Rivalry among Competitors

There are various companies, which rival Yahoo .Inc products. With the growth of market share and need for different services, various internet companies have been set up. Some of the company’s rival competitors include Google. Inc, Facebook Inc, Yutube,, Ebay, Microsoft Corporation. These competitors have had an influence on revenue of the company as well as its market share. In terms of market share Yahoo, Inc holds a 4.12% of the market share; Facebook holds 11.16% of the market share on the advertising segment. AOL Inc on the market segment holds a percentage of 1.84. Google Inc on the advertising segment holds a 67.02% stake (Kriegel & Schubert, 2002). There have been continuous campaigns by rivals of yahoo to increase their market share and other competitive aspects. This has made yahoo lose considerable ground on its market share.

According to data from market research firms, yahoo market share has dropped by 12.8%. The corporation has struggled to maintain its market share, but despite various innovations it continues to lose ground. Current changes in the internet provision market have been low in the recent past. There has been various policy changes and innovation that has led to low cost for switching brands. This has made it possible for Yahoo to maintain a customer base. Yahoo has a loyal buyer base who benefit from its acquisition of new technology, the company strategy of advertising and its application in over 30 languages make it remain profitable (Chapelle & Chang, 2011).

However on the negative side Yahoo Inc faces challenges from movement of its competitors. Some of the previous Yahoo partners are now its rivals; this has made the switching cost of the buyer to be higher. There is also a high demand for internet services, which promotes growth of other corporations.

Barriers to Entry

In the internet market service provision segment, there is a large pool of corporations. The presence of such large number of companies in the industry is due to the attractive profit available. The industry is also competitive therefore, making it a free market. Moreover, there has been an increase in competition in this market with the low capital investment requirement as compared to previous years. Laws and regulations additionally are not prohibitive for new entrance. The laws in force on the industry are favorable for all players despite their area of operation or country of origin. These laws relate to privacy and buyers rights (Goeldi, 2011). Such laws cover an international platform with provision for changes based on international standards. Start up cost for this industry is considerably high for new entrants but fair compared to previous requirements.

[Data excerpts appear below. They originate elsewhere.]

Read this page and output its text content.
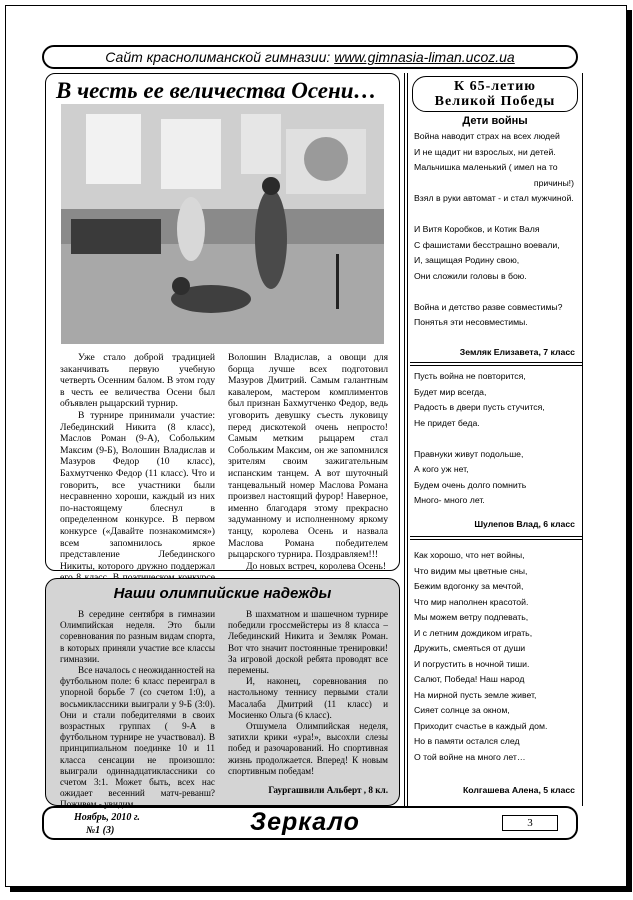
Сайт краснолиманской гимназии:
www.gimnasia-liman.ucoz.ua
В честь ее величества Осени…

Уже стало доброй традицией заканчивать первую учебную четверть Осенним балом. В этом году в честь ее величества Осени был объявлен рыцарский турнир.

В турнире принимали участие: Лебединский Никита (8 класс), Маслов Роман (9-А), Собольким Максим (9-Б), Волошин Владислав и Мазуров Федор (10 класс), Бахмутченко Федор (11 класс). Что и говорить, все участники были несравненно хороши, каждый из них по-настоящему блеснул в определенном конкурсе. В первом конкурсе («Давайте познакомимся») всем запомнилось яркое представление Лебединского Никиты, которого дружно поддержал

Волошин Владислав, а овощи для борща лучше всех подготовил Мазуров Дмитрий. Самым галантным кавалером, мастером комплиментов был признан Бахмутченко Федор, ведь уговорить девушку съесть луковицу перед дискотекой очень непросто! Самым метким рыцарем стал Собольким Максим, он же запомнился зрителям своим зажигательным испанским танцем. А вот шуточный танцевальный номер Маслова Романа произвел настоящий фурор! Наверное, именно благодаря этому прекрасно задуманному и исполненному яркому танцу, королева Осень и назвала Маслова Романа победителем рыцарского турнира. Поздравляем!!!

До новых встреч, королева Осень!

Наши олимпийские надежды

В середине сентября в гимназии Олимпийская неделя. Это были соревнования по разным видам спорта, в которых приняли участие все классы гимназии.

Все началось с неожиданностей на футбольном поле: 6 класс переиграл в упорной борьбе 7 (со счетом 1:0), а восьмиклассники выиграли у 9-Б (3:0). Они и стали победителями в своих возрастных группах ( 9-А в футбольном турнире не участвовал). В принципиальном поединке 10 и 11 класса сенсации не произошло: выиграли одиннадцатиклассники со счетом 3:1. Может быть, всех нас ожидает весенний матч-реванш? Поживем - увидим.

В шахматном и шашечном турнире победили гроссмейстеры из 8 класса – Лебединский Никита и Земляк Роман. Вот что значит постоянные тренировки! За игровой доской ребята проводят все перемены.

И, наконец, соревнования по настольному теннису первыми стали Масалаба Дмитрий (11 класс) и Мосиенко Ольга (6 класс).

Отшумела Олимпийская неделя, затихли крики «ура!», высохли слезы побед и разочарований. Но спортивная жизнь продолжается. Вперед! К новым спортивным победам!

Гаургашвили Альберт , 8 кл.

К 65-летию
Великой Победы
Дети войны
Война наводит страх на всех людей
И не щадит ни взрослых, ни детей.
Мальчишка маленький ( имел на то
причины!)
Взял в руки автомат - и стал мужчиной.

И Витя Коробков, и Котик Валя
С фашистами бесстрашно воевали,
И, защищая Родину свою,
Они сложили головы в бою.

Война и детство разве совместимы?
Понятья эти несовместимы.
Земляк Елизавета, 7 класс
Пусть война не повторится,
Будет мир всегда,
Радость в двери пусть стучится,
Не придет беда.

Правнуки живут подольше,
А кого уж нет,
Будем очень долго помнить
Много- много лет.
Шулепов Влад, 6 класс
Как хорошо, что нет войны,
Что видим мы цветные сны,
Бежим вдогонку за мечтой,
Что мир наполнен красотой.
Мы можем ветру подпевать,
И с летним дождиком играть,
Дружить, смеяться от души
И погрустить в ночной тиши.
Салют, Победа! Наш народ
На мирной пусть земле живет,
Сияет солнце за окном,
Приходит счастье в каждый дом.
Но в памяти остался след
О той войне на много лет…
Колгашева Алена, 5 класс
Ноябрь, 2010 г.
№1 (3)	Зеркало	3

There have been various attractive products in this market that has seen Yahoo lose its market share (Goeldi, 2011). Competitors use technology to develop more attractive products; buyers’ growths have surpassed yahoo’s ability to provide services and the uncertainty of the industry makes competitors more aggressive. From recent research information, it is evident that Yahoo has been in recent time struggling to make profits (Datta, Joshi, & Wang, 2008). This therefore, shows that the market is uncertain while the pool of competitors is growing by the day.

Influence of Substitutes

There has been an increase in the number of corporation offering same products to the buyer as that of There has been an increase in the market share of AOL Inc and a slight drop in the market share of Yahoo. This relates to the low prices of products AOL is offering in comparison to Yahoo Inc. In previous years Yahoo was on the top of internet service provision. But recent data indicate that Google Inc as the leading provider for such services. This trend relates to the low switching cost of buyers from Yahoo and other industry players. It is also evident that service quality is another factor that makes buyers switch. Moreover, the market for internet service provision is very competitive, and this means that buyers prefer corporations with low switching costs. Therefore in this industry, switching costs for buyers is dependent of other factors such as quality, features, advertisements and other aspects.

Bargaining Power of Suppliers suppliers supply products on the Advertising, professional, computer, internet and communication segment. The advertising segment represents a 2.43%, professional services 4.7%, communication segment 0.31%, and internet and computer segments 13%. Recent information about Yahoo suppliers indicates that there has been a considerable drop in their sale volume. It is indicated that there has been a drop in supplier sales by 2.51% by the year 2013. In relation to yahoo suppliers, they have a good reputation.

Therefore, it has been expensive for the company to switch such suppliers (Kriegel & Schubert, 2002). The company’s expenditure on suppliers is -39.89% of its revenue. The companies include Cisco Systems, Motorola Solutions. Inc. these corporations have a capacity to supply products cheaply, large quantities compared to other competitors.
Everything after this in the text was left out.